Dans son premier moyen métrage, le maître iranien pose déjà sa griffe, entre émotion pure et burlesque.
Un préado travaille comme larbin dans une boutique de photographe de Téhéran, méprisé et maltraité par son patron et ses collègues adultes. Il tombe amoureux d’une jeune fille de la bonne société et se met à espérer qu’il pourrait un jour travailler comme domestique dans sa famille. Tourné un an avant Le Passager, le premier long métrage de Kiarostami, Expérience, comme tous les premiers films du cinéaste iranien, qui dirigeait alors l’Institut pour le développement intellectuel des enfants et jeunes adultes (Kanoon), a pour personnage principal un enfant, ici relativement grand. Sorte de 400 Coups à la mode persane, le film est un peu le chaînon manquant entre les courts La Récréation et le très beau Le Pain et la Rue – que l’on pourra ici voir ou revoir puisqu’ils accompagnent Expérience –, qui souffrent encore parfois d’effets visuels inutilement spectaculaires (quelques contre-plongées ou un plan tourné à travers une vitre brisée) et les premiers longs, extrêmement maîtrisés.

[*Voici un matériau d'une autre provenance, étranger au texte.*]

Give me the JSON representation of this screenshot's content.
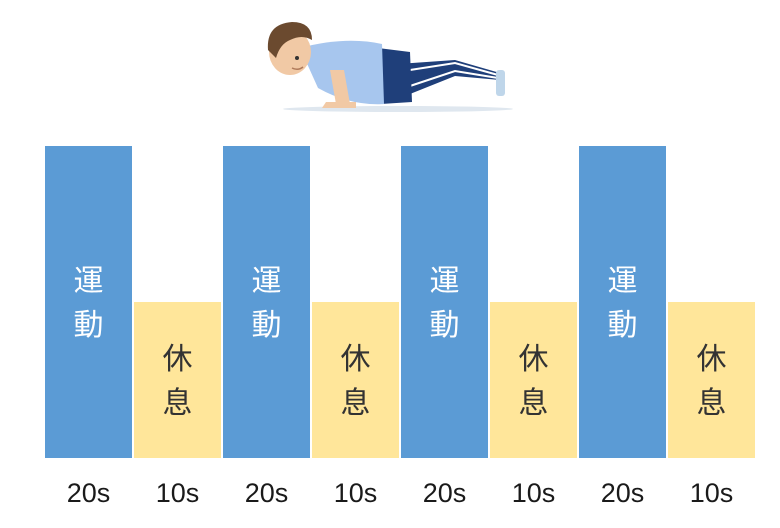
{
  "chart_data": {
    "type": "bar",
    "categories": [
      "20s",
      "10s",
      "20s",
      "10s",
      "20s",
      "10s",
      "20s",
      "10s"
    ],
    "values": [
      20,
      10,
      20,
      10,
      20,
      10,
      20,
      10
    ],
    "bar_labels": [
      "運動",
      "休息",
      "運動",
      "休息",
      "運動",
      "休息",
      "運動",
      "休息"
    ],
    "kinds": [
      "work",
      "rest",
      "work",
      "rest",
      "work",
      "rest",
      "work",
      "rest"
    ],
    "ylim": [
      0,
      20
    ],
    "grid": false,
    "colors": {
      "work": "#5B9BD5",
      "rest": "#FFE69A"
    }
  },
  "illustration": {
    "icon": "push-up-figure-icon"
  }
}
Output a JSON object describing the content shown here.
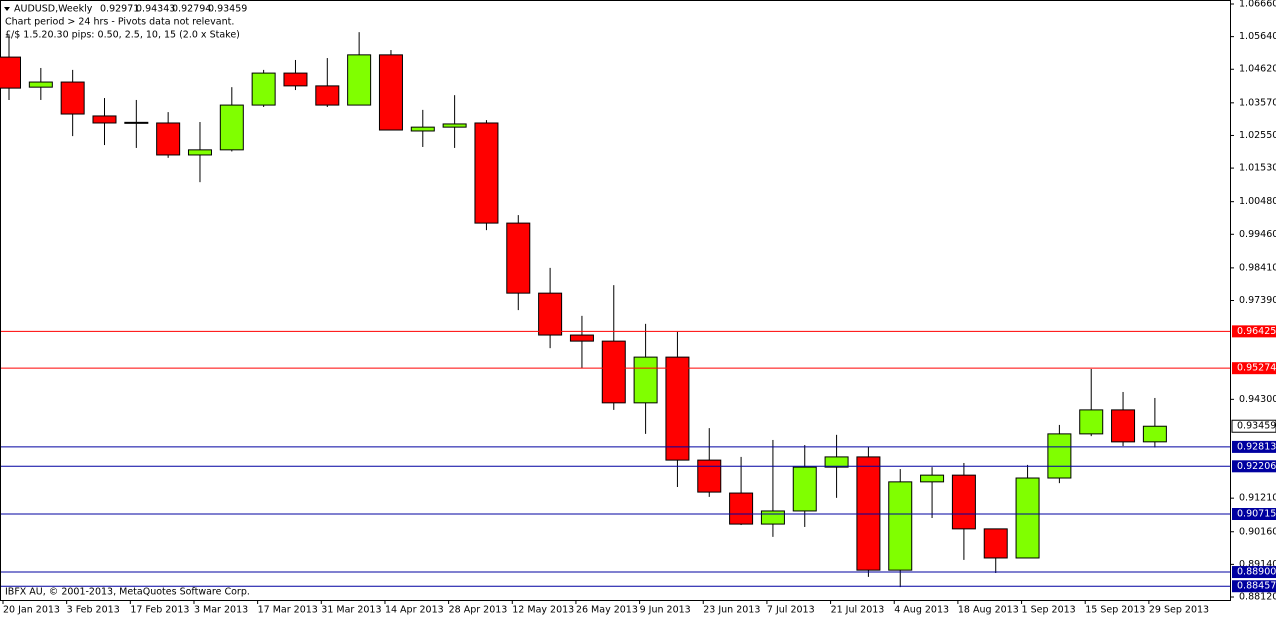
{
  "chart_data": {
    "type": "candlestick",
    "title": "AUDUSD,Weekly",
    "subtitle": [
      "Chart period > 24 hrs - Pivots data not relevant.",
      "£/$ 1.5.20.30 pips: 0.50, 2.5, 10, 15 (2.0 x Stake)"
    ],
    "footer": "IBFX AU, © 2001-2013, MetaQuotes Software Corp.",
    "categories": [
      "20 Jan 2013",
      null,
      "3 Feb 2013",
      null,
      "17 Feb 2013",
      null,
      "3 Mar 2013",
      null,
      "17 Mar 2013",
      null,
      "31 Mar 2013",
      null,
      "14 Apr 2013",
      null,
      "28 Apr 2013",
      null,
      "12 May 2013",
      null,
      "26 May 2013",
      null,
      "9 Jun 2013",
      null,
      "23 Jun 2013",
      null,
      "7 Jul 2013",
      null,
      "21 Jul 2013",
      null,
      "4 Aug 2013",
      null,
      "18 Aug 2013",
      null,
      "1 Sep 2013",
      null,
      "15 Sep 2013",
      null,
      "29 Sep 2013"
    ],
    "open": [
      1.05,
      1.0406,
      1.0422,
      1.0316,
      1.0296,
      1.0294,
      1.0194,
      1.021,
      1.035,
      1.045,
      1.041,
      1.035,
      1.0507,
      1.0269,
      1.0281,
      1.0294,
      0.9981,
      0.9762,
      0.9631,
      0.9612,
      0.9419,
      0.9562,
      0.924,
      0.9137,
      0.904,
      0.9081,
      0.9218,
      0.925,
      0.8896,
      0.9172,
      0.9193,
      0.9025,
      0.8934,
      0.9184,
      0.9322,
      0.9397,
      0.92971
    ],
    "high": [
      1.0569,
      1.0466,
      1.046,
      1.0372,
      1.0366,
      1.0328,
      1.0297,
      1.0406,
      1.046,
      1.0491,
      1.0497,
      1.0578,
      1.0522,
      1.0335,
      1.0381,
      1.0303,
      1.0006,
      0.9841,
      0.9691,
      0.9787,
      0.9666,
      0.9641,
      0.934,
      0.925,
      0.9303,
      0.9287,
      0.9319,
      0.9281,
      0.9212,
      0.9218,
      0.9231,
      0.9025,
      0.9225,
      0.935,
      0.9525,
      0.9453,
      0.94343
    ],
    "low": [
      1.0366,
      1.0366,
      1.0253,
      1.0225,
      1.0216,
      1.0185,
      1.0109,
      1.0205,
      1.0344,
      1.0397,
      1.0344,
      1.035,
      1.0272,
      1.0219,
      1.0216,
      0.9959,
      0.9709,
      0.959,
      0.9528,
      0.9397,
      0.9322,
      0.9156,
      0.9125,
      0.9037,
      0.9,
      0.9031,
      0.9122,
      0.8875,
      0.8843,
      0.9059,
      0.8928,
      0.8887,
      0.8934,
      0.9168,
      0.9315,
      0.9284,
      0.92794
    ],
    "close": [
      1.0403,
      1.0422,
      1.0322,
      1.0294,
      1.0293,
      1.0194,
      1.021,
      1.035,
      1.045,
      1.041,
      1.035,
      1.0507,
      1.0272,
      1.0281,
      1.0291,
      0.9981,
      0.9762,
      0.9631,
      0.9612,
      0.9419,
      0.9562,
      0.924,
      0.914,
      0.904,
      0.9081,
      0.9218,
      0.925,
      0.8896,
      0.9172,
      0.9193,
      0.9025,
      0.8934,
      0.9184,
      0.9322,
      0.9397,
      0.9297,
      0.93459
    ],
    "up_color": "#80ff00",
    "down_color": "#ff0000",
    "ylim": [
      0.8812,
      1.0666
    ],
    "yticks": [
      {
        "value": 1.0666,
        "label": "1.06660"
      },
      {
        "value": 1.0564,
        "label": "1.05640"
      },
      {
        "value": 1.0462,
        "label": "1.04620"
      },
      {
        "value": 1.0357,
        "label": "1.03570"
      },
      {
        "value": 1.0255,
        "label": "1.02550"
      },
      {
        "value": 1.0153,
        "label": "1.01530"
      },
      {
        "value": 1.0048,
        "label": "1.00480"
      },
      {
        "value": 0.9946,
        "label": "0.99460"
      },
      {
        "value": 0.9841,
        "label": "0.98410"
      },
      {
        "value": 0.9739,
        "label": "0.97390"
      },
      {
        "value": 0.943,
        "label": "0.94300"
      },
      {
        "value": 0.9121,
        "label": "0.91210"
      },
      {
        "value": 0.9016,
        "label": "0.90160"
      },
      {
        "value": 0.8914,
        "label": "0.89140"
      },
      {
        "value": 0.8812,
        "label": "0.88120"
      }
    ],
    "levels": [
      {
        "value": 0.96425,
        "color": "#ff0000"
      },
      {
        "value": 0.95274,
        "color": "#ff0000"
      },
      {
        "value": 0.92813,
        "color": "#0000a0"
      },
      {
        "value": 0.92206,
        "color": "#0000a0"
      },
      {
        "value": 0.90715,
        "color": "#0000a0"
      },
      {
        "value": 0.889,
        "label": "0.88900",
        "color": "#0000a0"
      },
      {
        "value": 0.88457,
        "color": "#0000a0"
      }
    ]
  }
}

Ce qui passe ici dans les plans très composés de ce moyen métrage en noir et blanc, ce sont les bruits et l’énergie débordante de la ville, sa vitalité, son anarchie. Le cinéaste, par essence réaliste, use de tous les moyens que lui propose le cinéma : un travail énorme sur le son et la musique, et des tailles de plan qui varient énormément (en musique, on parlerait d’une tessiture étendue) – des gros plans à ces plans très éloignés, qui deviendront par la suite, souvent imités par d’autres, l’un des effets de signature de son cinéma. C’est dans cette distance parfois énorme prise avec les rebondissements du récit que réside l’un des principaux plaisirs qu’offre le film : son burlesque, un humour très pince-sans-rire qui anime sûrement encore les œuvres les plusrécentes de Kiarostami pour le cinéma (ou plutôt la DV, comme Five), mais de façon plus discrète. Le gros plan, par exemple, où l’enfant balaie le sol tout autour des pieds de son affreux et méchant patron, est digne de Tati, rien moins. Quant à l’émotion, elle naît des allers-retours multiples entre le comique et le tragique, entre la révolte et l’humiliation que vit le héros, et surtout de son obstination sereine à aller jusqu’au bout de ses rêves, de son espoir infini dans l’avenir. “They abide and they endure”, répétait Lillian Gish, dans La Nuit du chasseur, en parlant des enfants, citant la Bible : ils s’adaptent et ils survivent.